Dunbar overcame a crash and damage to his bike that left him unable to switch gears on the climb to the finish. The Irish Under 23 national time trial champion crossed the finish line only 21 seconds behind solo winner Amaro Antunes (W52/FC Porto). Sérgio Paulinho (Efapel) was runner-up and Andreas Vangstad (Team Sparebanken Sør) was third.

“Basically, everything was going really smoothly,” Dunbar said. “Just like the way we talked about in the team meeting. Everything was going to plan. Myself, Will Barta and Neilson Powless were the protected riders while the other five were going to control things. It was good to have Logan in the break because the rest of us were able to sit back and be fresh for the finish.

“But it was probably too good to be true. We were going down one of the descents and Neilson crashed. I was behind him and managed to get around him. It was really slippery and he went in to a corner too hot. Will crashed after him and then I crashed 200 meters later. So in the space of a minute or two, everything went downhill – literally. I quickly put my chain back on and Rui and Ivo (Oliveira) waited for me and did a brilliant job of getting me back to the group.

“But I quickly realized I was going to be stuck in one gear for the reminder of the race because my bike was damaged from the crash. I had the big ring and the smallest in the back – the 12 sprocket – which is not a great gear for climbing. The guys got me to the foot of the climb in fifth wheel and my legs were really good today. So it was disappointing not to be able to finish it off for everyone. I probably averaged about 30 revolutions per minute the whole time up to the finish on gravel roads and cobbles.

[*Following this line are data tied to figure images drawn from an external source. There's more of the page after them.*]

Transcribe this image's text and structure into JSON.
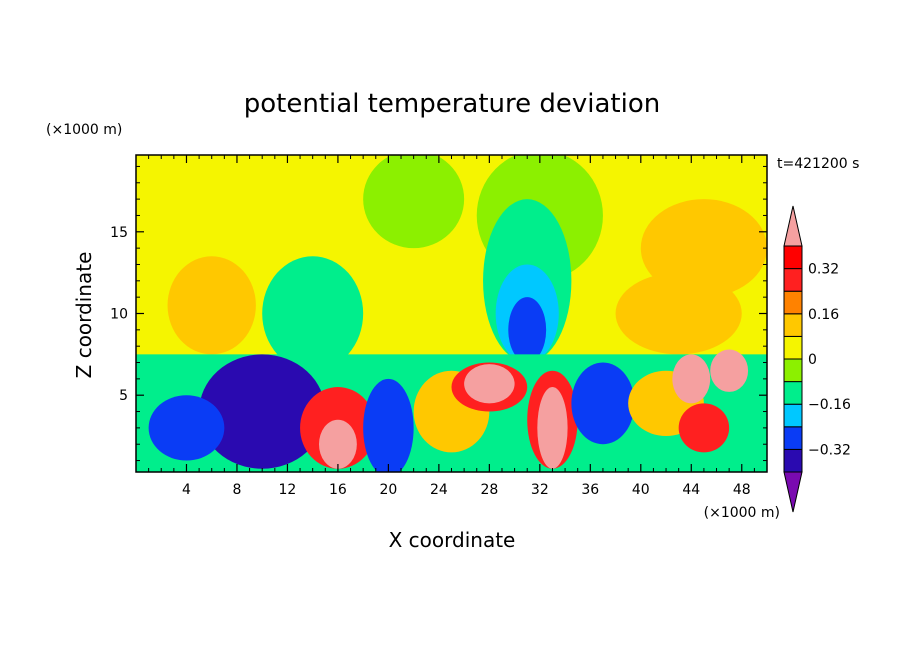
{
  "chart_data": {
    "type": "heatmap",
    "title": "potential temperature deviation",
    "xlabel": "X coordinate",
    "ylabel": "Z coordinate",
    "x_unit": "(×1000 m)",
    "y_unit": "(×1000 m)",
    "time_label": "t=421200 s",
    "xlim": [
      0,
      50
    ],
    "ylim": [
      0.3,
      19.7
    ],
    "x_ticks": [
      4,
      8,
      12,
      16,
      20,
      24,
      28,
      32,
      36,
      40,
      44,
      48
    ],
    "y_ticks": [
      5,
      10,
      15
    ],
    "colorbar": {
      "tick_labels": [
        "0.32",
        "0.16",
        "0",
        "−0.16",
        "−0.32"
      ],
      "tick_values": [
        0.32,
        0.16,
        0,
        -0.16,
        -0.32
      ],
      "levels": [
        -0.4,
        -0.32,
        -0.24,
        -0.16,
        -0.08,
        0,
        0.08,
        0.16,
        0.24,
        0.32,
        0.4
      ],
      "colors": [
        "#7a0ab0",
        "#2a0ab0",
        "#0a3cf5",
        "#00c8ff",
        "#00ee8c",
        "#8cf000",
        "#f5f500",
        "#ffc800",
        "#ff8200",
        "#ff2020",
        "#ff0000",
        "#f5a0a0"
      ],
      "extend": "both"
    },
    "field_regions": [
      {
        "shape": "rect",
        "x": [
          0,
          50
        ],
        "y": [
          0.3,
          19.7
        ],
        "level": 0.05
      },
      {
        "shape": "ellipse",
        "cx": 32,
        "cy": 16,
        "rx": 5,
        "ry": 4,
        "level": -0.05
      },
      {
        "shape": "ellipse",
        "cx": 22,
        "cy": 17,
        "rx": 4,
        "ry": 3,
        "level": -0.05
      },
      {
        "shape": "ellipse",
        "cx": 45,
        "cy": 14,
        "rx": 5,
        "ry": 3,
        "level": 0.1
      },
      {
        "shape": "ellipse",
        "cx": 6,
        "cy": 10.5,
        "rx": 3.5,
        "ry": 3,
        "level": 0.1
      },
      {
        "shape": "ellipse",
        "cx": 14,
        "cy": 10,
        "rx": 4,
        "ry": 3.5,
        "level": -0.1
      },
      {
        "shape": "ellipse",
        "cx": 31,
        "cy": 12,
        "rx": 3.5,
        "ry": 5,
        "level": -0.1
      },
      {
        "shape": "ellipse",
        "cx": 31,
        "cy": 10,
        "rx": 2.5,
        "ry": 3,
        "level": -0.2
      },
      {
        "shape": "ellipse",
        "cx": 31,
        "cy": 9,
        "rx": 1.5,
        "ry": 2,
        "level": -0.3
      },
      {
        "shape": "ellipse",
        "cx": 43,
        "cy": 10,
        "rx": 5,
        "ry": 2.5,
        "level": 0.12
      },
      {
        "shape": "rect",
        "x": [
          0,
          50
        ],
        "y": [
          0.3,
          7.5
        ],
        "level": -0.12
      },
      {
        "shape": "ellipse",
        "cx": 10,
        "cy": 4,
        "rx": 5,
        "ry": 3.5,
        "level": -0.35
      },
      {
        "shape": "ellipse",
        "cx": 4,
        "cy": 3,
        "rx": 3,
        "ry": 2,
        "level": -0.25
      },
      {
        "shape": "ellipse",
        "cx": 16,
        "cy": 3,
        "rx": 3,
        "ry": 2.5,
        "level": 0.25
      },
      {
        "shape": "ellipse",
        "cx": 16,
        "cy": 2,
        "rx": 1.5,
        "ry": 1.5,
        "level": 0.45
      },
      {
        "shape": "ellipse",
        "cx": 20,
        "cy": 3,
        "rx": 2,
        "ry": 3,
        "level": -0.28
      },
      {
        "shape": "ellipse",
        "cx": 25,
        "cy": 4,
        "rx": 3,
        "ry": 2.5,
        "level": 0.12
      },
      {
        "shape": "ellipse",
        "cx": 28,
        "cy": 5.5,
        "rx": 3,
        "ry": 1.5,
        "level": 0.3
      },
      {
        "shape": "ellipse",
        "cx": 28,
        "cy": 5.7,
        "rx": 2,
        "ry": 1.2,
        "level": 0.45
      },
      {
        "shape": "ellipse",
        "cx": 33,
        "cy": 3.5,
        "rx": 2,
        "ry": 3,
        "level": 0.3
      },
      {
        "shape": "ellipse",
        "cx": 33,
        "cy": 3,
        "rx": 1.2,
        "ry": 2.5,
        "level": 0.45
      },
      {
        "shape": "ellipse",
        "cx": 37,
        "cy": 4.5,
        "rx": 2.5,
        "ry": 2.5,
        "level": -0.28
      },
      {
        "shape": "ellipse",
        "cx": 42,
        "cy": 4.5,
        "rx": 3,
        "ry": 2,
        "level": 0.15
      },
      {
        "shape": "ellipse",
        "cx": 44,
        "cy": 6,
        "rx": 1.5,
        "ry": 1.5,
        "level": 0.45
      },
      {
        "shape": "ellipse",
        "cx": 47,
        "cy": 6.5,
        "rx": 1.5,
        "ry": 1.3,
        "level": 0.45
      },
      {
        "shape": "ellipse",
        "cx": 45,
        "cy": 3,
        "rx": 2,
        "ry": 1.5,
        "level": 0.3
      }
    ]
  }
}
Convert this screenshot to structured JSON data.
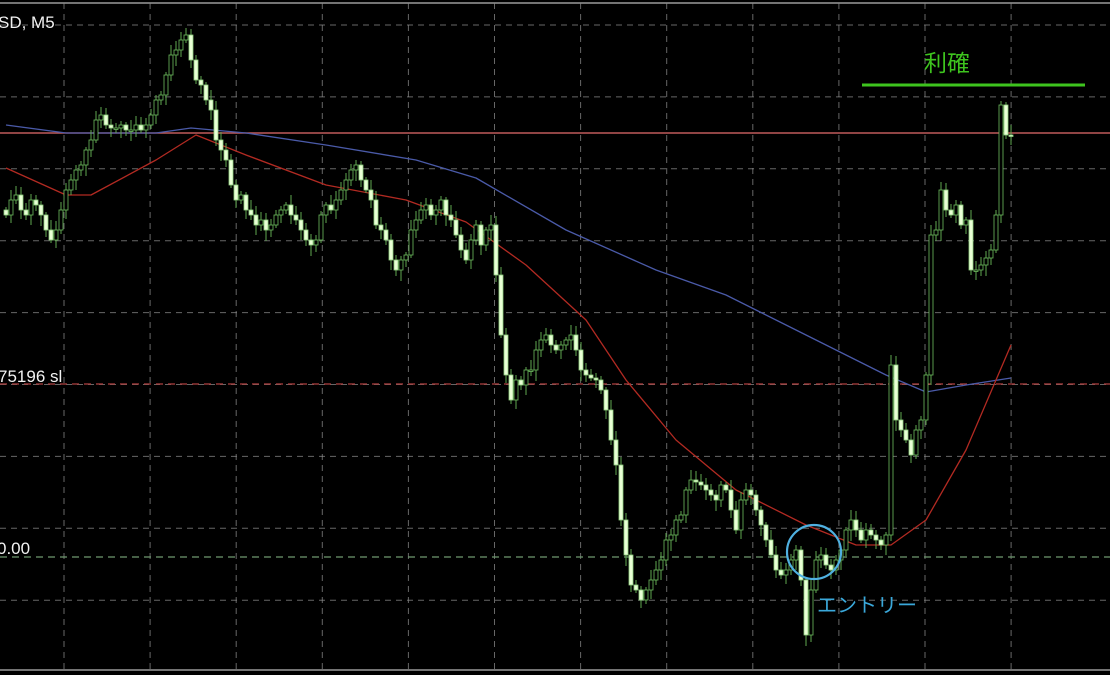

“Today was definitely there for the taking. But that’s bike racing. To have a bad day, you have to know what a good day feels like. The team rode superbly. It was just unfortunate circumstances. But it shows the strength and depth of our team. Every day we are competing. There will be other days to prove ourselves.”

Owen meanwhile spent nearly 140 kilometres at the head of the race. Winner of a stage of Volta ao Alentejo last month, the 21-year-old American was first over the top of all but the last of the five categorized climbs.

“The plan going into today was to help the guys because I have been sick the past two days,” Owen said. “I didn’t mean to be in the breakaway, but it worked out that I could help my teammates because they could sit in behind in the peloton.”

From what was originally an escape group of six, Owen’s climbing prowess quickly whittled the front group down until only Norwegian Trond Trondsen (Team Sparebanken Sor) was with him.

“The two of us worked together the last 70 kilometers,” Owen said. “I would say he was stronger on the flats and I was stronger on the climbs. I just kept a good tempo for him on the climbs and he let me take the KOMs (king of the mountain prizes). There was no real organization once the group from the peloton came up to us. They were asking me to pull, but I knew the other guys probably had fresher legs. So I just followed as many attacks as possible before pulling the pin at the base of the last climb.”

Axeon Hagens Berman Sport Director Koos Moerenhout said the late crash that took down three of the team’s riders was unavoidable on the rain-slickened roads.

“We saw that we had a great team today, but we just had back luck,” he said. “Fortunately, all the guys seem to be fine with no serious injuries.”